Emotions are those things in us that move us to action: hunger, hot anger, attractions and repulsions of various kinds. Emotions are, of themselves, morally neutral: they are a reaction to the situations in which we find ourselves, and are driven by “feelings” in the second sense: our sensory perceptions.

We use the word “feeling” of our emotions by analogy with the sense of touch: I can feel the arm of the chair I’m sitting in, and it feels smooth, or rough, or soft, depending on what it is made of. This is not an emotion; it’s a direct perception of the world around me. Sights, smells, sounds, and tastes are also feelings in this sense.

Emotions, as I said, are a reaction to our sensory perceptions (and to our intellectual reflections upon them). They are not direct perceptions of reality. But what if they were?

Luke has the power of the Force; and suppose this power were to give him new ways of perceiving reality, reliable ways that do not resemble sight, sound, smell, taste, or touch? These new perceptions would be “feelings” just as much as sight or touch. Luke might do well to trust these kinds of feelings, and in context in the movies it’s clear that something of the sort is what’s going on. A Jedi can sense what his opponents are going to do, can sense just where he is in relation to that exhaust port so as to know when to release the bomb.

But that’s a movie. In real life, my emotions, my natural reactions to the things around me, are useful but not always reliable. Emotions are especially unreliable in matters of proportion, in judging which of two good acts is better or which of two bad acts is worse. Emotions are sub-rational, and if we always follow our emotions we will find ourselves doing things that don’t make sense.

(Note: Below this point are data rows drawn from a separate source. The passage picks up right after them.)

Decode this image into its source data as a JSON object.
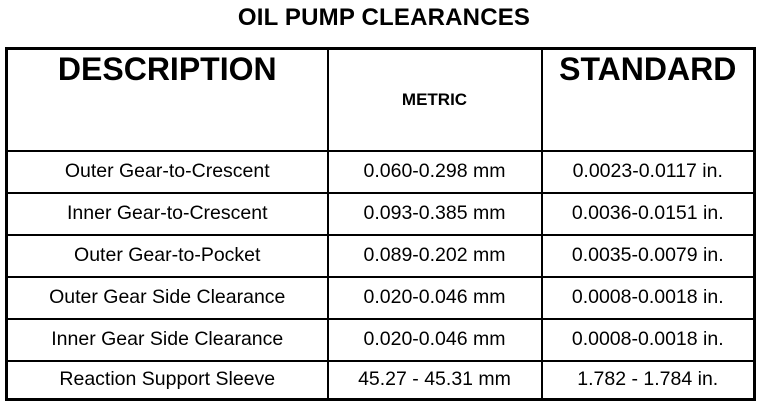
{
  "title": "OIL PUMP CLEARANCES",
  "table": {
    "headers": {
      "description": "DESCRIPTION",
      "metric": "METRIC",
      "standard": "STANDARD"
    },
    "rows": [
      {
        "description": "Outer Gear-to-Crescent",
        "metric": "0.060-0.298 mm",
        "standard": "0.0023-0.0117 in."
      },
      {
        "description": "Inner Gear-to-Crescent",
        "metric": "0.093-0.385 mm",
        "standard": "0.0036-0.0151 in."
      },
      {
        "description": "Outer Gear-to-Pocket",
        "metric": "0.089-0.202 mm",
        "standard": "0.0035-0.0079 in."
      },
      {
        "description": "Outer Gear Side Clearance",
        "metric": "0.020-0.046 mm",
        "standard": "0.0008-0.0018 in."
      },
      {
        "description": "Inner Gear Side Clearance",
        "metric": "0.020-0.046 mm",
        "standard": "0.0008-0.0018 in."
      },
      {
        "description": "Reaction Support Sleeve",
        "metric": "45.27 - 45.31 mm",
        "standard": "1.782 - 1.784 in."
      }
    ]
  }
}
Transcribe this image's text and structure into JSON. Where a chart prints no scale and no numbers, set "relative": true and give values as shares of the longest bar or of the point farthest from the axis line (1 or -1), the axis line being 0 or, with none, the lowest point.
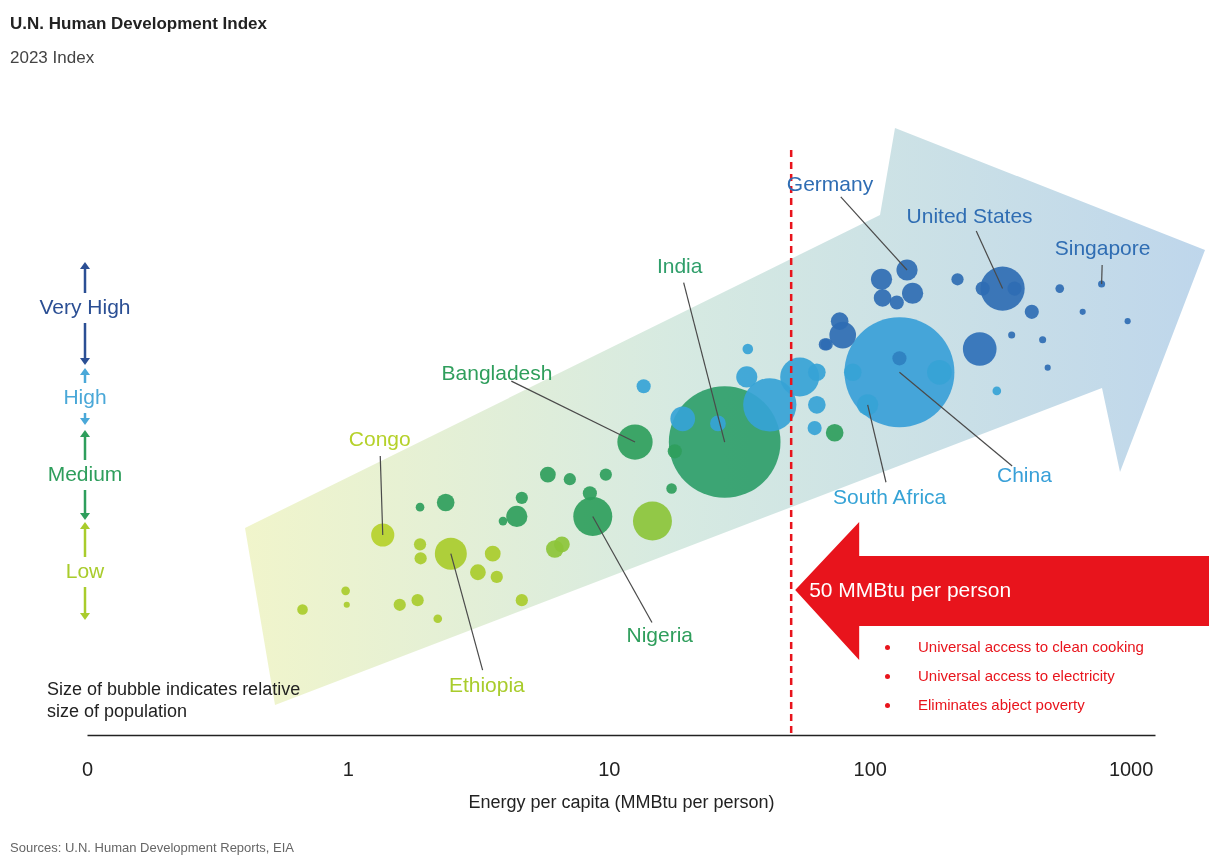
{
  "chart_data": {
    "type": "bubble",
    "title": "U.N. Human Development Index",
    "subtitle": "2023 Index",
    "xlabel": "Energy per capita (MMBtu per person)",
    "relative": true,
    "log": "x",
    "xlim": [
      0.1,
      1240
    ],
    "xticks": [
      {
        "value": 0.1,
        "label": "0"
      },
      1,
      10,
      100,
      1000
    ],
    "x": [
      0.67,
      0.98,
      0.99,
      1.36,
      1.58,
      1.85,
      1.89,
      1.9,
      2.48,
      2.21,
      3.15,
      3.59,
      3.72,
      4.64,
      1.89,
      2.37,
      4.44,
      4.64,
      3.93,
      6.21,
      6.61,
      5.84,
      7.09,
      9.74,
      8.46,
      8.68,
      14.7,
      12.6,
      27.8,
      13.6,
      19.2,
      26.2,
      34.1,
      33.8,
      41.4,
      53.9,
      62.7,
      62.7,
      61.5,
      73.4,
      76.7,
      68.4,
      17.9,
      17.4,
      130,
      98.2,
      111,
      139,
      112,
      146,
      127,
      323,
      271,
      359,
      418,
      217,
      264,
      774,
      535,
      655,
      974,
      350,
      460,
      481,
      307,
      78.8,
      67.3,
      185,
      86.1,
      130
    ],
    "values": [
      0.27,
      0.31,
      0.28,
      0.43,
      0.28,
      0.29,
      0.41,
      0.38,
      0.39,
      0.25,
      0.35,
      0.39,
      0.34,
      0.29,
      0.49,
      0.5,
      0.47,
      0.51,
      0.46,
      0.4,
      0.41,
      0.56,
      0.55,
      0.56,
      0.52,
      0.47,
      0.46,
      0.63,
      0.63,
      0.75,
      0.68,
      0.67,
      0.83,
      0.77,
      0.71,
      0.77,
      0.78,
      0.71,
      0.66,
      0.65,
      0.89,
      0.84,
      0.61,
      0.53,
      0.78,
      0.71,
      0.98,
      1,
      0.94,
      0.95,
      0.93,
      0.96,
      0.96,
      0.96,
      0.91,
      0.98,
      0.83,
      0.97,
      0.96,
      0.91,
      0.89,
      0.86,
      0.85,
      0.79,
      0.74,
      0.86,
      0.84,
      0.78,
      0.78,
      0.81
    ],
    "sizes": [
      0.009,
      0.006,
      0.003,
      0.043,
      0.012,
      0.012,
      0.012,
      0.012,
      0.082,
      0.006,
      0.02,
      0.02,
      0.012,
      0.012,
      0.006,
      0.025,
      0.036,
      0.012,
      0.006,
      0.025,
      0.02,
      0.02,
      0.012,
      0.012,
      0.016,
      0.122,
      0.122,
      0.1,
      1,
      0.016,
      0.049,
      0.02,
      0.009,
      0.036,
      0.227,
      0.122,
      0.025,
      0.025,
      0.016,
      0.025,
      0.025,
      0.012,
      0.016,
      0.009,
      0.969,
      0.036,
      0.036,
      0.036,
      0.025,
      0.036,
      0.016,
      0.157,
      0.016,
      0.016,
      0.016,
      0.012,
      0.091,
      0.004,
      0.006,
      0.003,
      0.003,
      0.004,
      0.004,
      0.003,
      0.006,
      0.057,
      0.012,
      0.049,
      0.025,
      0.016
    ],
    "colors": [
      "#a9cc2c",
      "#a9cc2c",
      "#a9cc2c",
      "#b5d12a",
      "#a9cc2c",
      "#a9cc2c",
      "#a9cc2c",
      "#a9cc2c",
      "#a9cc2c",
      "#a9cc2c",
      "#a9cc2c",
      "#a9cc2c",
      "#a9cc2c",
      "#a9cc2c",
      "#2f9e5c",
      "#2f9e5c",
      "#2f9e5c",
      "#2f9e5c",
      "#2f9e5c",
      "#8cc43a",
      "#8cc43a",
      "#2f9e5c",
      "#2f9e5c",
      "#2f9e5c",
      "#2f9e5c",
      "#2f9e5c",
      "#8cc43a",
      "#2f9e5c",
      "#2f9e6a",
      "#36a3d6",
      "#36a3d6",
      "#36a3d6",
      "#36a3d6",
      "#36a3d6",
      "#36a3d6",
      "#36a3d6",
      "#36a3d6",
      "#36a3d6",
      "#36a3d6",
      "#2f9e5c",
      "#2f6db3",
      "#2f6db3",
      "#2f9e5c",
      "#2f9e5c",
      "#39a0d8",
      "#36a3d6",
      "#2f6db3",
      "#2f6db3",
      "#2f6db3",
      "#2f6db3",
      "#2f6db3",
      "#2f6db3",
      "#2f6db3",
      "#2f6db3",
      "#2f6db3",
      "#2f6db3",
      "#2f70b8",
      "#2f6db3",
      "#2f6db3",
      "#2f6db3",
      "#2f6db3",
      "#2f6db3",
      "#2f6db3",
      "#2f6db3",
      "#36a3d6",
      "#2f6db3",
      "#2f6db3",
      "#36a3d6",
      "#36a3d6",
      "#2f80c0"
    ],
    "ref_lines": [
      {
        "axis": "x",
        "value": 50,
        "label": "50 MMBtu per person",
        "color": "#e8141c",
        "line_style": "dashed"
      }
    ],
    "annotations": [
      {
        "text": "Congo",
        "x": 1.36,
        "y": 0.43
      },
      {
        "text": "Ethiopia",
        "x": 2.48,
        "y": 0.39
      },
      {
        "text": "Nigeria",
        "x": 8.68,
        "y": 0.47
      },
      {
        "text": "Bangladesh",
        "x": 12.6,
        "y": 0.63
      },
      {
        "text": "India",
        "x": 27.8,
        "y": 0.63
      },
      {
        "text": "South Africa",
        "x": 98.2,
        "y": 0.71
      },
      {
        "text": "China",
        "x": 130,
        "y": 0.78
      },
      {
        "text": "Germany",
        "x": 139,
        "y": 1
      },
      {
        "text": "United States",
        "x": 323,
        "y": 0.96
      },
      {
        "text": "Singapore",
        "x": 774,
        "y": 0.97
      },
      "Size of bubble indicates relative size of population",
      "Very High",
      "High",
      "Medium",
      "Low",
      "Universal access to clean cooking",
      "Universal access to electricity",
      "Eliminates abject poverty",
      "Sources: U.N. Human Development Reports, EIA"
    ]
  }
}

Ideally we should act rationally; and in acting rationally we will find ourselves doing things in the absence of emotion that we would do if our emotions were reliable and proper. For example, I frequently have warm emotions for my wife and children, and those emotions move me to act lovingly toward them. But in practice, I am not always filled with warm, loving emotions. Sometimes I’m annoyed, or tired, or angry, or frustrated, and am moved to behave selfishly. (And too often I behave as I’m moved.) But ideally, I should always be loving towards them; and that’s an act of the will, an act I can make whether I have the corresponding emotions or not.